The New York Times has a blockbuster update to the Robert Menendez corruption story, but an oddly passive headline for it — “Details Emerging in Menendez Case.” The URL suggests that someone at the Gray Lady watered down an original headline, which describes the story more accurately — “Menendez Discouraged Giving Port Security Equipment to Dominicans.” If you’ve been following the Menendez saga, you’ll already know why:
Senator Robert Menendez sought to discourage any plan by the United States government to donate port security equipment to the Dominican Republic, citing concern that the advanced screening gear might undermine efforts by a private company — run by a major campaign contributor and friend of his — to do the work.
The intervention with the Department of Homeland Security last month came even though Mr. Menendez has publicly chastised the Obama administration for not doing more to combat the surging drug traffic moving through Dominican ports.

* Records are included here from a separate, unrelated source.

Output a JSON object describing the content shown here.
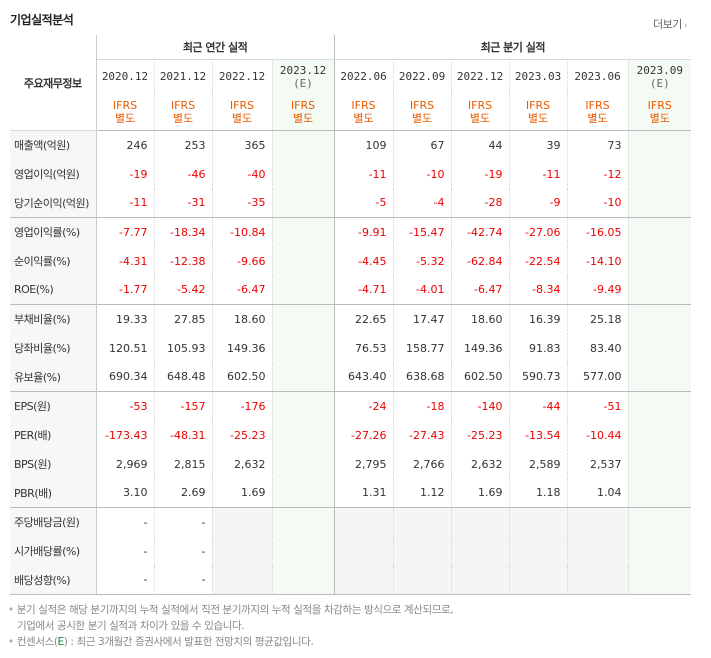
{
  "title": "기업실적분석",
  "more_label": "더보기",
  "header": {
    "row_label": "주요재무정보",
    "annual_label": "최근 연간 실적",
    "quarter_label": "최근 분기 실적",
    "annual_periods": [
      "2020.12",
      "2021.12",
      "2022.12",
      "2023.12"
    ],
    "quarter_periods": [
      "2022.06",
      "2022.09",
      "2022.12",
      "2023.03",
      "2023.06",
      "2023.09"
    ],
    "estimate_mark": "(E)",
    "ifrs": "IFRS",
    "basis": "별도"
  },
  "rows": [
    {
      "label": "매출액(억원)",
      "annual": [
        "246",
        "253",
        "365",
        ""
      ],
      "quarter": [
        "109",
        "67",
        "44",
        "39",
        "73",
        ""
      ]
    },
    {
      "label": "영업이익(억원)",
      "annual": [
        "-19",
        "-46",
        "-40",
        ""
      ],
      "quarter": [
        "-11",
        "-10",
        "-19",
        "-11",
        "-12",
        ""
      ]
    },
    {
      "label": "당기순이익(억원)",
      "annual": [
        "-11",
        "-31",
        "-35",
        ""
      ],
      "quarter": [
        "-5",
        "-4",
        "-28",
        "-9",
        "-10",
        ""
      ]
    },
    {
      "label": "영업이익률(%)",
      "annual": [
        "-7.77",
        "-18.34",
        "-10.84",
        ""
      ],
      "quarter": [
        "-9.91",
        "-15.47",
        "-42.74",
        "-27.06",
        "-16.05",
        ""
      ]
    },
    {
      "label": "순이익률(%)",
      "annual": [
        "-4.31",
        "-12.38",
        "-9.66",
        ""
      ],
      "quarter": [
        "-4.45",
        "-5.32",
        "-62.84",
        "-22.54",
        "-14.10",
        ""
      ]
    },
    {
      "label": "ROE(%)",
      "annual": [
        "-1.77",
        "-5.42",
        "-6.47",
        ""
      ],
      "quarter": [
        "-4.71",
        "-4.01",
        "-6.47",
        "-8.34",
        "-9.49",
        ""
      ]
    },
    {
      "label": "부채비율(%)",
      "annual": [
        "19.33",
        "27.85",
        "18.60",
        ""
      ],
      "quarter": [
        "22.65",
        "17.47",
        "18.60",
        "16.39",
        "25.18",
        ""
      ]
    },
    {
      "label": "당좌비율(%)",
      "annual": [
        "120.51",
        "105.93",
        "149.36",
        ""
      ],
      "quarter": [
        "76.53",
        "158.77",
        "149.36",
        "91.83",
        "83.40",
        ""
      ]
    },
    {
      "label": "유보율(%)",
      "annual": [
        "690.34",
        "648.48",
        "602.50",
        ""
      ],
      "quarter": [
        "643.40",
        "638.68",
        "602.50",
        "590.73",
        "577.00",
        ""
      ]
    },
    {
      "label": "EPS(원)",
      "annual": [
        "-53",
        "-157",
        "-176",
        ""
      ],
      "quarter": [
        "-24",
        "-18",
        "-140",
        "-44",
        "-51",
        ""
      ]
    },
    {
      "label": "PER(배)",
      "annual": [
        "-173.43",
        "-48.31",
        "-25.23",
        ""
      ],
      "quarter": [
        "-27.26",
        "-27.43",
        "-25.23",
        "-13.54",
        "-10.44",
        ""
      ]
    },
    {
      "label": "BPS(원)",
      "annual": [
        "2,969",
        "2,815",
        "2,632",
        ""
      ],
      "quarter": [
        "2,795",
        "2,766",
        "2,632",
        "2,589",
        "2,537",
        ""
      ]
    },
    {
      "label": "PBR(배)",
      "annual": [
        "3.10",
        "2.69",
        "1.69",
        ""
      ],
      "quarter": [
        "1.31",
        "1.12",
        "1.69",
        "1.18",
        "1.04",
        ""
      ]
    },
    {
      "label": "주당배당금(원)",
      "annual": [
        "-",
        "-",
        "",
        ""
      ],
      "quarter": [
        "",
        "",
        "",
        "",
        "",
        ""
      ]
    },
    {
      "label": "시가배당률(%)",
      "annual": [
        "-",
        "-",
        "",
        ""
      ],
      "quarter": [
        "",
        "",
        "",
        "",
        "",
        ""
      ]
    },
    {
      "label": "배당성향(%)",
      "annual": [
        "-",
        "-",
        "",
        ""
      ],
      "quarter": [
        "",
        "",
        "",
        "",
        "",
        ""
      ]
    }
  ],
  "notes": {
    "line1": "분기 실적은 해당 분기까지의 누적 실적에서 직전 분기까지의 누적 실적을 차감하는 방식으로 계산되므로,",
    "line2": "기업에서 공시한 분기 실적과 차이가 있을 수 있습니다.",
    "line3_pre": "컨센서스(",
    "line3_mark": "E",
    "line3_post": ") : 최근 3개월간 증권사에서 발표한 전망치의 평균값입니다."
  }
}
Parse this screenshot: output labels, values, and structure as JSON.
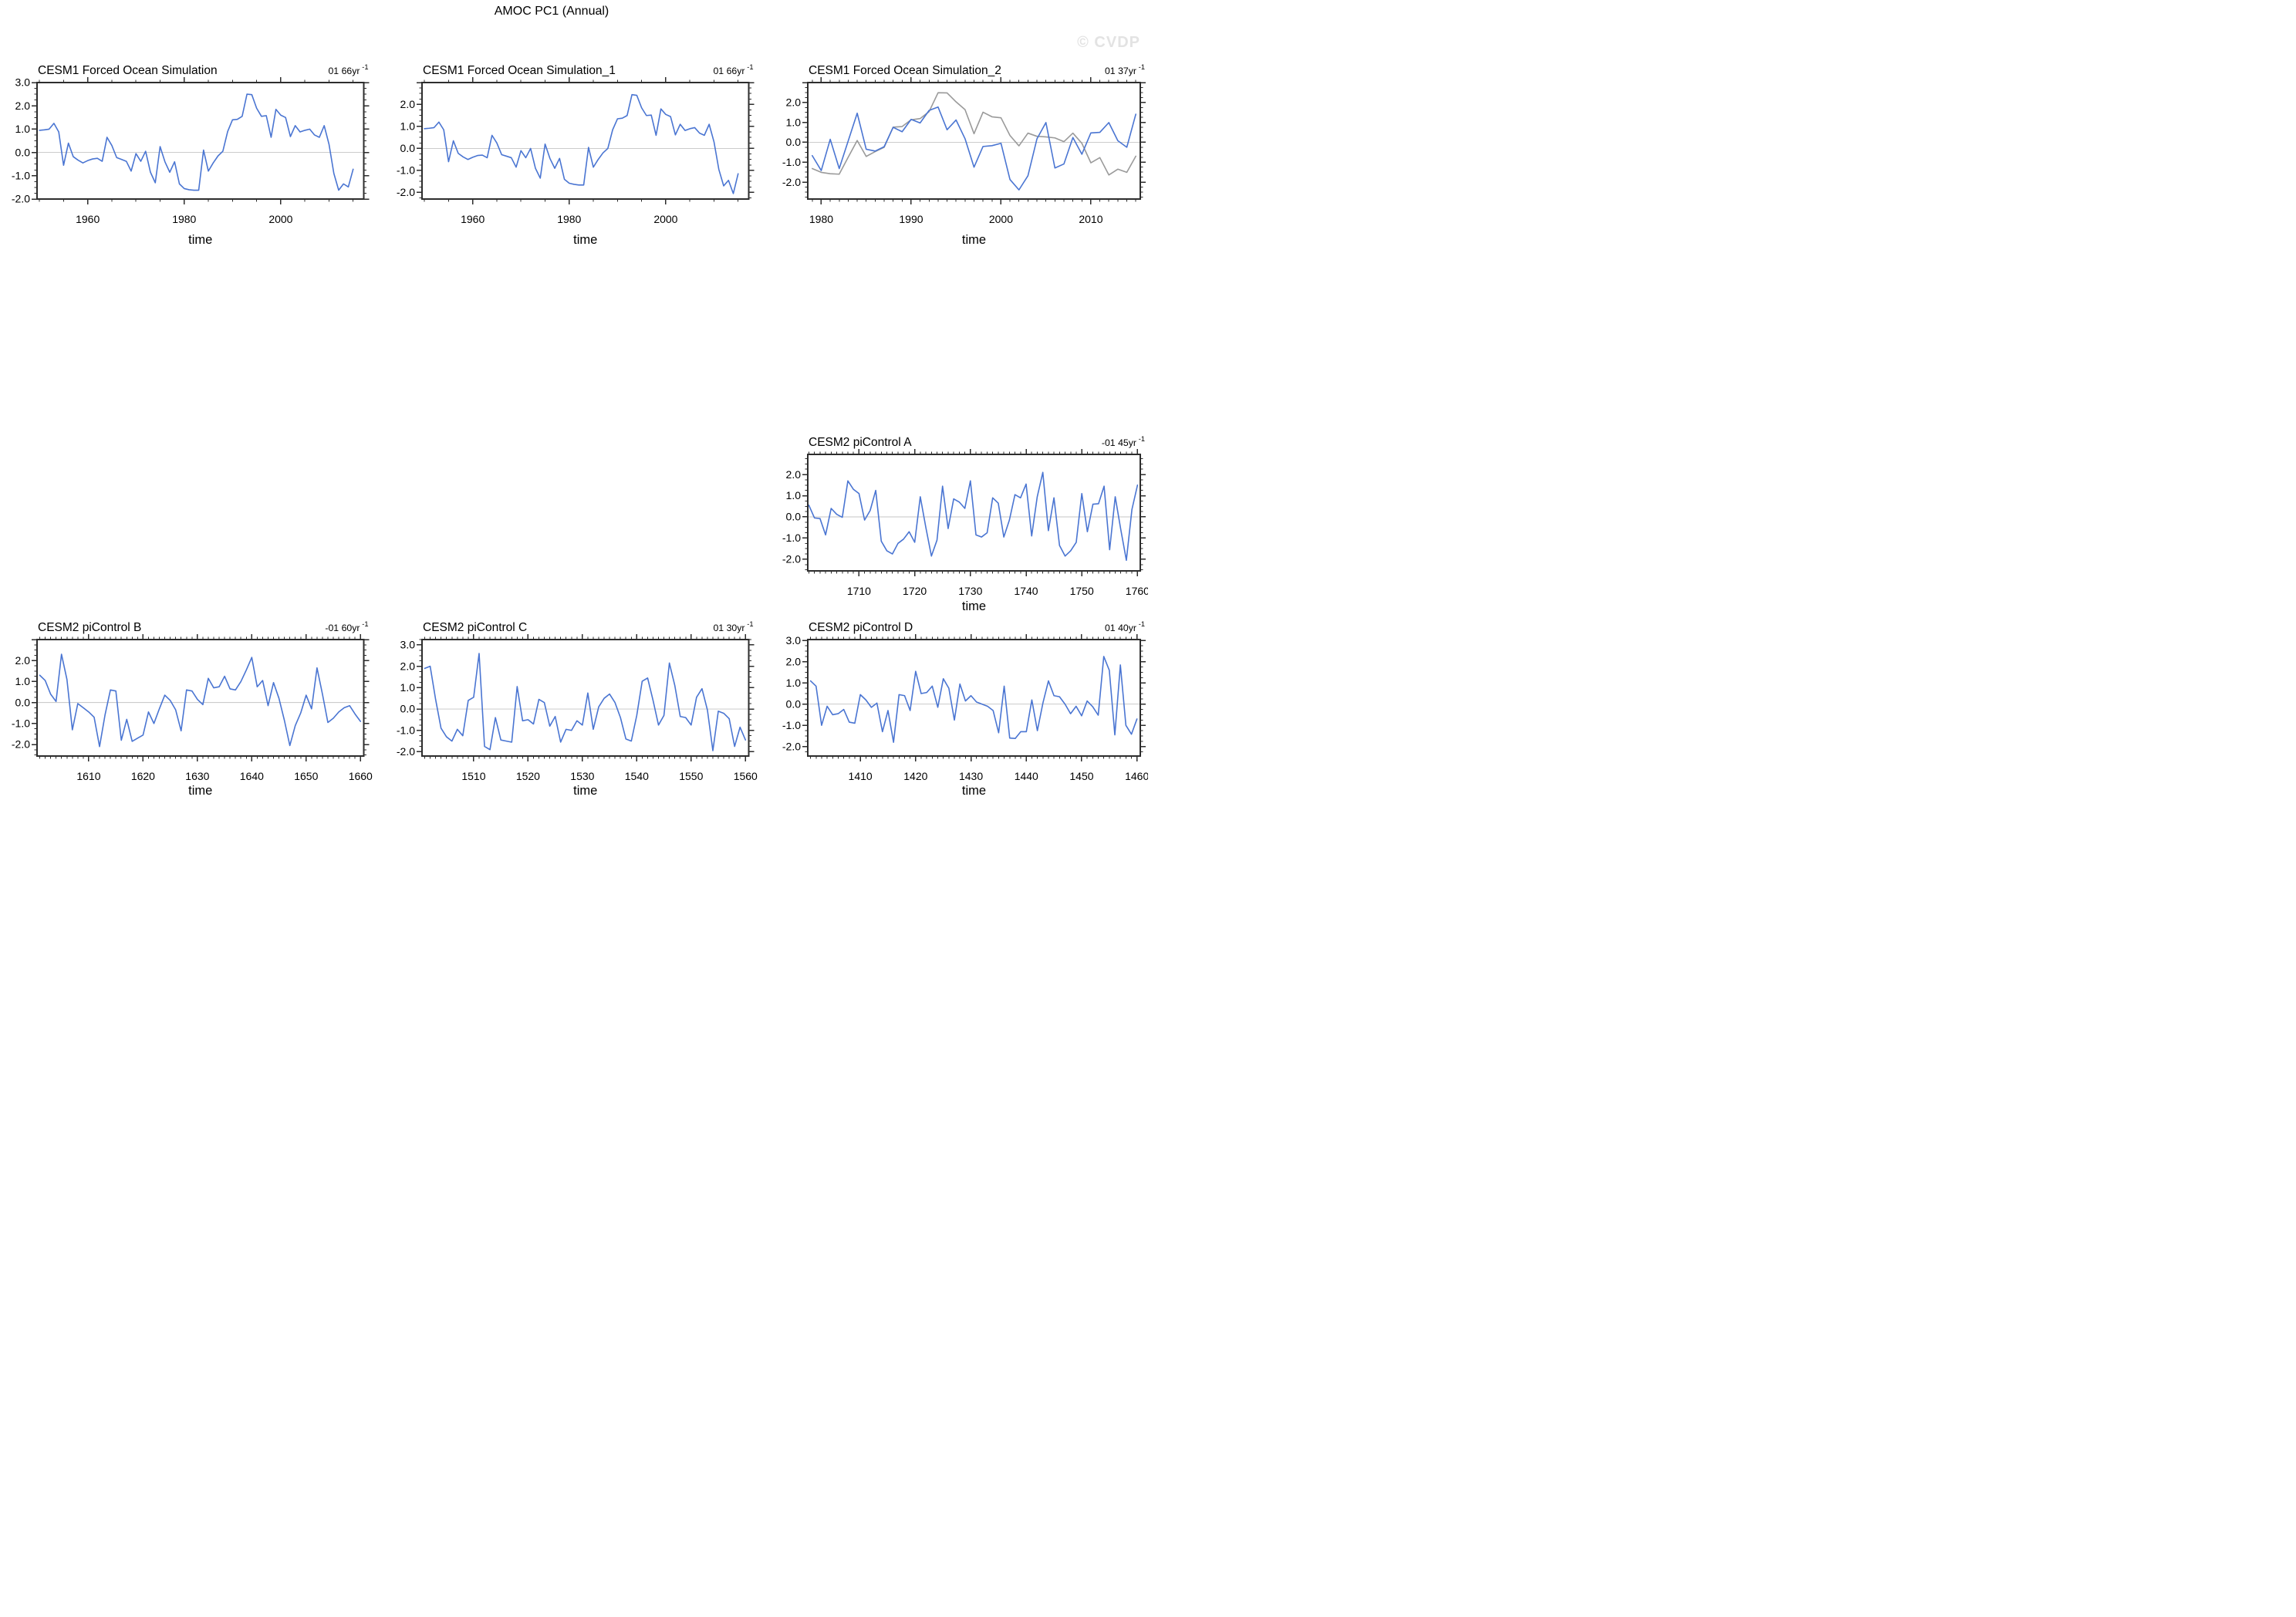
{
  "page": {
    "title": "AMOC PC1 (Annual)",
    "watermark": "© CVDP"
  },
  "colors": {
    "line_blue": "#4a75d2",
    "line_gray": "#9a9a9a",
    "zero_line": "#c4c4c4",
    "axis": "#2d2d2d",
    "watermark": "#e3e3e3"
  },
  "chart_data": [
    {
      "type": "line",
      "title": "CESM1 Forced Ocean Simulation",
      "corner_label": "01 66yr",
      "corner_sup": "-1",
      "xlabel": "time",
      "xlim": [
        1949.5,
        2017.2
      ],
      "xticks": [
        1960,
        1980,
        2000
      ],
      "x_minor_step": 5,
      "ylim": [
        -2.0,
        3.0
      ],
      "yticks": [
        3.0,
        2.0,
        1.0,
        0.0,
        -1.0,
        -2.0
      ],
      "y_minor_step": 0.25,
      "grid": "zero-line-only",
      "legend": "none",
      "series": [
        {
          "name": "blue",
          "color": "#4a75d2",
          "x_start": 1950,
          "x_step": 1,
          "values": [
            0.95,
            0.97,
            1.0,
            1.25,
            0.88,
            -0.55,
            0.4,
            -0.18,
            -0.33,
            -0.45,
            -0.35,
            -0.28,
            -0.25,
            -0.38,
            0.65,
            0.3,
            -0.22,
            -0.3,
            -0.38,
            -0.8,
            -0.05,
            -0.38,
            0.05,
            -0.85,
            -1.3,
            0.25,
            -0.4,
            -0.85,
            -0.4,
            -1.35,
            -1.55,
            -1.6,
            -1.62,
            -1.62,
            0.1,
            -0.8,
            -0.45,
            -0.15,
            0.05,
            0.9,
            1.4,
            1.42,
            1.55,
            2.5,
            2.48,
            1.9,
            1.55,
            1.58,
            0.65,
            1.85,
            1.6,
            1.5,
            0.68,
            1.15,
            0.88,
            0.95,
            1.0,
            0.75,
            0.65,
            1.15,
            0.35,
            -0.9,
            -1.62,
            -1.35,
            -1.48,
            -0.72
          ]
        }
      ]
    },
    {
      "type": "line",
      "title": "CESM1 Forced Ocean Simulation_1",
      "corner_label": "01 66yr",
      "corner_sup": "-1",
      "xlabel": "time",
      "xlim": [
        1949.5,
        2017.2
      ],
      "xticks": [
        1960,
        1980,
        2000
      ],
      "x_minor_step": 5,
      "ylim": [
        -2.3,
        3.0
      ],
      "yticks": [
        2.0,
        1.0,
        0.0,
        -1.0,
        -2.0
      ],
      "y_minor_step": 0.25,
      "grid": "zero-line-only",
      "legend": "none",
      "series": [
        {
          "name": "blue",
          "color": "#4a75d2",
          "x_start": 1950,
          "x_step": 1,
          "values": [
            0.9,
            0.92,
            0.95,
            1.2,
            0.85,
            -0.6,
            0.35,
            -0.22,
            -0.38,
            -0.5,
            -0.4,
            -0.32,
            -0.3,
            -0.42,
            0.6,
            0.25,
            -0.28,
            -0.35,
            -0.42,
            -0.85,
            -0.1,
            -0.42,
            0.0,
            -0.9,
            -1.35,
            0.2,
            -0.45,
            -0.9,
            -0.45,
            -1.4,
            -1.58,
            -1.63,
            -1.66,
            -1.66,
            0.05,
            -0.85,
            -0.5,
            -0.2,
            0.0,
            0.85,
            1.35,
            1.38,
            1.5,
            2.45,
            2.42,
            1.85,
            1.5,
            1.52,
            0.6,
            1.8,
            1.55,
            1.45,
            0.62,
            1.1,
            0.82,
            0.9,
            0.95,
            0.7,
            0.6,
            1.1,
            0.3,
            -0.95,
            -1.7,
            -1.45,
            -2.05,
            -1.15
          ]
        }
      ]
    },
    {
      "type": "line",
      "title": "CESM1 Forced Ocean Simulation_2",
      "corner_label": "01 37yr",
      "corner_sup": "-1",
      "xlabel": "time",
      "xlim": [
        1978.5,
        2015.5
      ],
      "xticks": [
        1980,
        1990,
        2000,
        2010
      ],
      "x_minor_step": 1,
      "ylim": [
        -2.85,
        3.0
      ],
      "yticks": [
        2.0,
        1.0,
        0.0,
        -1.0,
        -2.0
      ],
      "y_minor_step": 0.25,
      "grid": "zero-line-only",
      "legend": "none",
      "series": [
        {
          "name": "gray",
          "color": "#9a9a9a",
          "x_start": 1979,
          "x_step": 1,
          "values": [
            -1.32,
            -1.51,
            -1.58,
            -1.6,
            -0.75,
            0.09,
            -0.71,
            -0.47,
            -0.25,
            0.76,
            0.79,
            1.13,
            1.19,
            1.54,
            2.49,
            2.48,
            2.03,
            1.64,
            0.43,
            1.51,
            1.28,
            1.23,
            0.34,
            -0.18,
            0.46,
            0.3,
            0.27,
            0.22,
            0.03,
            0.46,
            -0.05,
            -1.03,
            -0.77,
            -1.64,
            -1.35,
            -1.51,
            -0.7
          ]
        },
        {
          "name": "blue",
          "color": "#4a75d2",
          "x_start": 1979,
          "x_step": 1,
          "values": [
            -0.67,
            -1.42,
            0.15,
            -1.32,
            0.07,
            1.46,
            -0.35,
            -0.44,
            -0.22,
            0.75,
            0.53,
            1.15,
            0.97,
            1.6,
            1.77,
            0.63,
            1.12,
            0.18,
            -1.25,
            -0.21,
            -0.17,
            -0.05,
            -1.87,
            -2.39,
            -1.68,
            0.17,
            0.99,
            -1.29,
            -1.09,
            0.24,
            -0.6,
            0.47,
            0.5,
            0.99,
            0.08,
            -0.25,
            1.41
          ]
        }
      ]
    },
    {
      "type": "line",
      "title": "CESM2 piControl A",
      "corner_label": "-01 45yr",
      "corner_sup": "-1",
      "xlabel": "time",
      "xlim": [
        1700.8,
        1760.5
      ],
      "xticks": [
        1710,
        1720,
        1730,
        1740,
        1750,
        1760
      ],
      "x_minor_step": 1,
      "ylim": [
        -2.55,
        2.95
      ],
      "yticks": [
        2.0,
        1.0,
        0.0,
        -1.0,
        -2.0
      ],
      "y_minor_step": 0.25,
      "grid": "zero-line-only",
      "legend": "none",
      "series": [
        {
          "name": "blue",
          "color": "#4a75d2",
          "x_start": 1701,
          "x_step": 1,
          "values": [
            0.55,
            -0.05,
            -0.08,
            -0.85,
            0.4,
            0.12,
            -0.02,
            1.7,
            1.3,
            1.1,
            -0.15,
            0.3,
            1.25,
            -1.15,
            -1.6,
            -1.75,
            -1.25,
            -1.05,
            -0.7,
            -1.2,
            0.95,
            -0.5,
            -1.85,
            -1.1,
            1.45,
            -0.55,
            0.85,
            0.7,
            0.4,
            1.7,
            -0.85,
            -0.95,
            -0.75,
            0.9,
            0.65,
            -0.95,
            -0.15,
            1.05,
            0.9,
            1.55,
            -0.9,
            0.95,
            2.1,
            -0.65,
            0.9,
            -1.35,
            -1.85,
            -1.6,
            -1.2,
            1.1,
            -0.7,
            0.6,
            0.62,
            1.45,
            -1.55,
            0.95,
            -0.6,
            -2.05,
            0.35,
            1.5
          ]
        }
      ]
    },
    {
      "type": "line",
      "title": "CESM2 piControl B",
      "corner_label": "-01 60yr",
      "corner_sup": "-1",
      "xlabel": "time",
      "xlim": [
        1600.5,
        1660.6
      ],
      "xticks": [
        1610,
        1620,
        1630,
        1640,
        1650,
        1660
      ],
      "x_minor_step": 1,
      "ylim": [
        -2.55,
        3.0
      ],
      "yticks": [
        2.0,
        1.0,
        0.0,
        -1.0,
        -2.0
      ],
      "y_minor_step": 0.25,
      "grid": "zero-line-only",
      "legend": "none",
      "series": [
        {
          "name": "blue",
          "color": "#4a75d2",
          "x_start": 1601,
          "x_step": 1,
          "values": [
            1.3,
            1.05,
            0.4,
            0.05,
            2.3,
            1.1,
            -1.3,
            -0.05,
            -0.25,
            -0.45,
            -0.7,
            -2.1,
            -0.6,
            0.6,
            0.55,
            -1.8,
            -0.8,
            -1.85,
            -1.7,
            -1.55,
            -0.45,
            -1.0,
            -0.3,
            0.35,
            0.1,
            -0.35,
            -1.35,
            0.6,
            0.55,
            0.15,
            -0.1,
            1.15,
            0.7,
            0.75,
            1.25,
            0.65,
            0.6,
            1.0,
            1.55,
            2.15,
            0.75,
            1.05,
            -0.15,
            0.95,
            0.2,
            -0.85,
            -2.05,
            -1.1,
            -0.5,
            0.35,
            -0.3,
            1.65,
            0.4,
            -0.95,
            -0.75,
            -0.45,
            -0.25,
            -0.15,
            -0.55,
            -0.9
          ]
        }
      ]
    },
    {
      "type": "line",
      "title": "CESM2 piControl C",
      "corner_label": "01 30yr",
      "corner_sup": "-1",
      "xlabel": "time",
      "xlim": [
        1500.5,
        1560.6
      ],
      "xticks": [
        1510,
        1520,
        1530,
        1540,
        1550,
        1560
      ],
      "x_minor_step": 1,
      "ylim": [
        -2.2,
        3.25
      ],
      "yticks": [
        3.0,
        2.0,
        1.0,
        0.0,
        -1.0,
        -2.0
      ],
      "y_minor_step": 0.25,
      "grid": "zero-line-only",
      "legend": "none",
      "series": [
        {
          "name": "blue",
          "color": "#4a75d2",
          "x_start": 1501,
          "x_step": 1,
          "values": [
            1.9,
            2.0,
            0.45,
            -0.9,
            -1.3,
            -1.5,
            -0.95,
            -1.25,
            0.4,
            0.55,
            2.6,
            -1.75,
            -1.9,
            -0.4,
            -1.45,
            -1.5,
            -1.55,
            1.05,
            -0.55,
            -0.5,
            -0.7,
            0.45,
            0.3,
            -0.8,
            -0.35,
            -1.55,
            -0.95,
            -1.0,
            -0.55,
            -0.75,
            0.75,
            -0.95,
            0.1,
            0.5,
            0.7,
            0.3,
            -0.4,
            -1.4,
            -1.5,
            -0.3,
            1.3,
            1.45,
            0.4,
            -0.75,
            -0.3,
            2.15,
            1.1,
            -0.35,
            -0.4,
            -0.75,
            0.55,
            0.95,
            -0.05,
            -1.95,
            -0.1,
            -0.2,
            -0.45,
            -1.75,
            -0.85,
            -1.45
          ]
        }
      ]
    },
    {
      "type": "line",
      "title": "CESM2 piControl D",
      "corner_label": "01 40yr",
      "corner_sup": "-1",
      "xlabel": "time",
      "xlim": [
        1400.5,
        1460.6
      ],
      "xticks": [
        1410,
        1420,
        1430,
        1440,
        1450,
        1460
      ],
      "x_minor_step": 1,
      "ylim": [
        -2.45,
        3.05
      ],
      "yticks": [
        3.0,
        2.0,
        1.0,
        0.0,
        -1.0,
        -2.0
      ],
      "y_minor_step": 0.25,
      "grid": "zero-line-only",
      "legend": "none",
      "series": [
        {
          "name": "blue",
          "color": "#4a75d2",
          "x_start": 1401,
          "x_step": 1,
          "values": [
            1.1,
            0.85,
            -1.0,
            -0.1,
            -0.5,
            -0.45,
            -0.25,
            -0.85,
            -0.9,
            0.45,
            0.2,
            -0.15,
            0.05,
            -1.3,
            -0.3,
            -1.8,
            0.45,
            0.4,
            -0.3,
            1.55,
            0.5,
            0.55,
            0.85,
            -0.15,
            1.2,
            0.75,
            -0.75,
            0.95,
            0.15,
            0.4,
            0.1,
            0.0,
            -0.1,
            -0.3,
            -1.35,
            0.85,
            -1.6,
            -1.62,
            -1.3,
            -1.3,
            0.2,
            -1.25,
            0.05,
            1.1,
            0.4,
            0.35,
            0.0,
            -0.45,
            -0.1,
            -0.55,
            0.15,
            -0.12,
            -0.52,
            2.25,
            1.6,
            -1.45,
            1.85,
            -1.0,
            -1.42,
            -0.7
          ]
        }
      ]
    }
  ]
}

And it came shortly after the senator’s friend, Dr. Salomon E. Melgen, arranged to meet with a senior State Department official, accompanied by a former aide to Mr. Menendez, in a related push to protect the port security contract, which is worth as much as $500 million over 20 years.
He wasn’t exactly subtle about boosting Melgen, either:
In a January e-mail exchange with Customs and Border Protection in the Department of Homeland Security, Mr. Menendez’s staff did not mention Dr. Melgen or his company, Boarder Support Services, by name.
But the aide asked if the United States government was planning to donate additional port security equipment to the Dominican Republic. The aide explained that if such a donation occurred, the Dominican government, perhaps under pressure from criminal elements there, might intentionally limit the use of the equipment so that drugs or other contraband could still flow through the country’s ports on the way to the United States.
Only by hiring the unnamed private contractor, the e-mail said, could the United States be assured that port security in the Dominican Republic would be enhanced.
Breitbart’s Michael Patrick Leahy tries to look at this from a charitable point of view, but prefers a more cynical take:
Viewed in the most charitable light, Menendez might have been genuinely concerned that the government of the Dominican Republic could not be trusted to screen for drugs on its own, and that a private contractor could do a better job. And Dr. Melgen might have simply been worried that further donations of equipment would undercut his ability to earn legitimate returns on his investment by providing the equipment himself.
A less charitable approach would raise questions as to whether Dr. Melgen could provide the same level of security as the government of a sovereign state, and why he wanted to ensure that he, and not Dominican Republic officials, would control the equipment. Likewise, a less charitable view of Menendez’s conduct might be that he intended to assist a donor and friend even at the risk of compromising anti-smuggling efforts.
Let me offer a point in favor of cynicism. If in fact Menendez was entirely interested in the best possible port security for the DR and the US, why wouldn’t he have declared his conflict of interest in the matter and asked another member of the Foreign Relations Committee to handle the issue? It might have caused a little angst among Democrats, and perhaps shaved a percentage point off of his double-digit election win in November, but it would have ensured that port security was the motivation and the result of the conflict.
Instead, it’s pretty clear that Menendez was intervening to the point of interfering with drug interdiction in order to pressure the DR to do business with his contributor. And if that’s the case, the Senate Ethics Committee is going to have its options limited when it has to determine what to do with Menendez. With the New York Times now breaking these kinds of “details,” albeit with porridge-like headlines, the pressure will be on Democrats to clean their own house.